Shain Shimic, manager of West Plains LLC in Gering agreed that most producers are optimistic about the yield potential for this year, although it might not be as good as last year. He said because of wet weather in the spring, there’s a good four to five week window for harvest this year. Usually it’s a two to three week window.
“I still think the harvest will work out great, in spite of the planting problems we had this spring,” Calahan said. “Some fields were planted late because of the wet weather and some acres had to be replanted because of early season hail. Those areas will be down on total crop.”
From fields in the Scottsbluff, Gering and Bridgeport areas, Calahan said some will have excellent yields. He expects the local crop to be about the same as last year.

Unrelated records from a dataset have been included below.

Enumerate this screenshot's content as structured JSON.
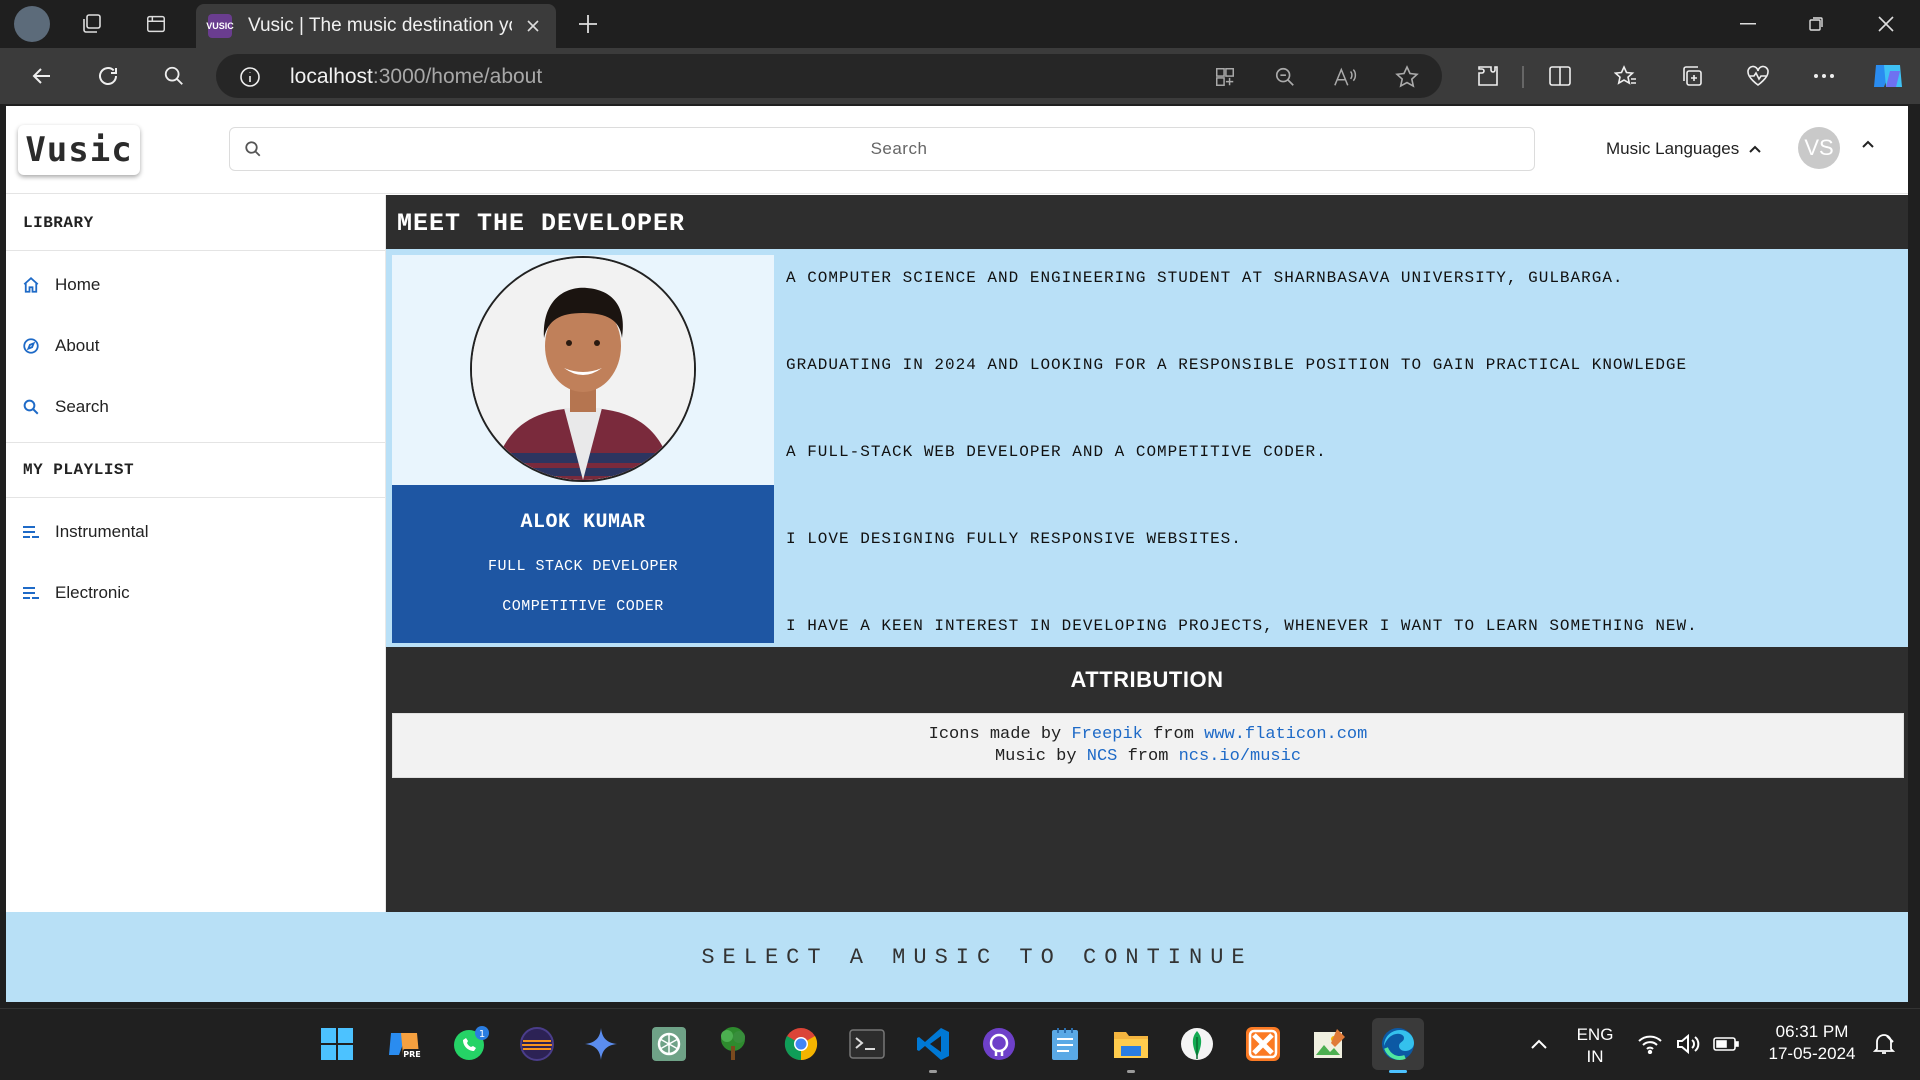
{
  "browser": {
    "tab_title": "Vusic | The music destination you",
    "favicon_text": "VUSIC",
    "url_host": "localhost",
    "url_path": ":3000/home/about"
  },
  "header": {
    "logo_text": "Vusic",
    "search_placeholder": "Search",
    "languages_label": "Music Languages",
    "avatar_initials": "VS"
  },
  "sidebar": {
    "library_heading": "LIBRARY",
    "library_items": [
      {
        "label": "Home",
        "icon": "home-icon"
      },
      {
        "label": "About",
        "icon": "compass-icon"
      },
      {
        "label": "Search",
        "icon": "search-icon"
      }
    ],
    "playlist_heading": "MY PLAYLIST",
    "playlist_items": [
      {
        "label": "Instrumental",
        "icon": "playlist-icon"
      },
      {
        "label": "Electronic",
        "icon": "playlist-icon"
      }
    ]
  },
  "about": {
    "title": "MEET THE DEVELOPER",
    "dev_name": "ALOK KUMAR",
    "dev_role_1": "FULL STACK DEVELOPER",
    "dev_role_2": "COMPETITIVE CODER",
    "facts": [
      "A COMPUTER SCIENCE AND ENGINEERING STUDENT AT SHARNBASAVA UNIVERSITY, GULBARGA.",
      "GRADUATING IN 2024 AND LOOKING FOR A RESPONSIBLE POSITION TO GAIN PRACTICAL KNOWLEDGE",
      "A FULL-STACK WEB DEVELOPER AND A COMPETITIVE CODER.",
      "I LOVE DESIGNING FULLY RESPONSIVE WEBSITES.",
      "I HAVE A KEEN INTEREST IN DEVELOPING PROJECTS, WHENEVER I WANT TO LEARN SOMETHING NEW."
    ]
  },
  "attribution": {
    "title": "ATTRIBUTION",
    "line1_prefix": "Icons made by",
    "line1_author": "Freepik",
    "line1_mid": "from",
    "line1_site": "www.flaticon.com",
    "line2_prefix": "Music by",
    "line2_author": "NCS",
    "line2_mid": "from",
    "line2_site": "ncs.io/music"
  },
  "player": {
    "message": "SELECT A MUSIC TO CONTINUE"
  },
  "taskbar": {
    "whatsapp_badge": "1",
    "lang_line1": "ENG",
    "lang_line2": "IN",
    "time": "06:31 PM",
    "date": "17-05-2024"
  },
  "colors": {
    "main_bg": "#2e2e2e",
    "card_bg": "#b9e0f7",
    "name_panel": "#1e56a3",
    "link": "#1e6ac7"
  }
}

While producers will know more once they get into the fields, prices are always a concern with so much corn being grown throughout the Midwest.
“The abundance of corn will hamper any big rallies right now,” Shimic said. “The price range should continue in that $4 a bushel price range and that’s not good. Four dollars a bushel is about the break-even point for most producers.”
Calahan of Crossroads Cooperative is also seeing an abundance of corn across the nation. “The export market had been really weak lately,” he said. “As far as the U.S. in general, I think the ethanol and renewable fuels quota will be a big driver of corn prices. Corn prices have been kind of range-bound for the last couple of years. I don’t see anything that will push prices up over the edge. I don’t see a huge jump in corn prices.”
Calahan added there may be some short-lived price rallies, but producers should realize prices won’t be up to the price support of two years ago.
Jessica Groskopf, extension educator with the University of Nebraska Panhandle Research and Extension Center, said there are about 1.7 billion bushels of corn nationwide that were carried over from last year, which will suppress prices.
“We’re also looking at some fairly significant production in the U.S., about 13.6 billion bushels,” she said. “When you add that together, we have a lot of grain out there and it will tend to keep prices low unless we see some big movement of grain.”
Groskopf added the local futures market for corn is trading just under four dollars a bushel. Once basis (cost for the elevators) is deducted, the price is in the $3.60 range.
“We’re not seeing much change in supply or demand locally, based on what the elevators are telling us,” she said. “The futures market aren’t giving producers the dollars they need to carry over their grain, so they might be better off selling. We’re not seeing a future demand for that grain at this point.”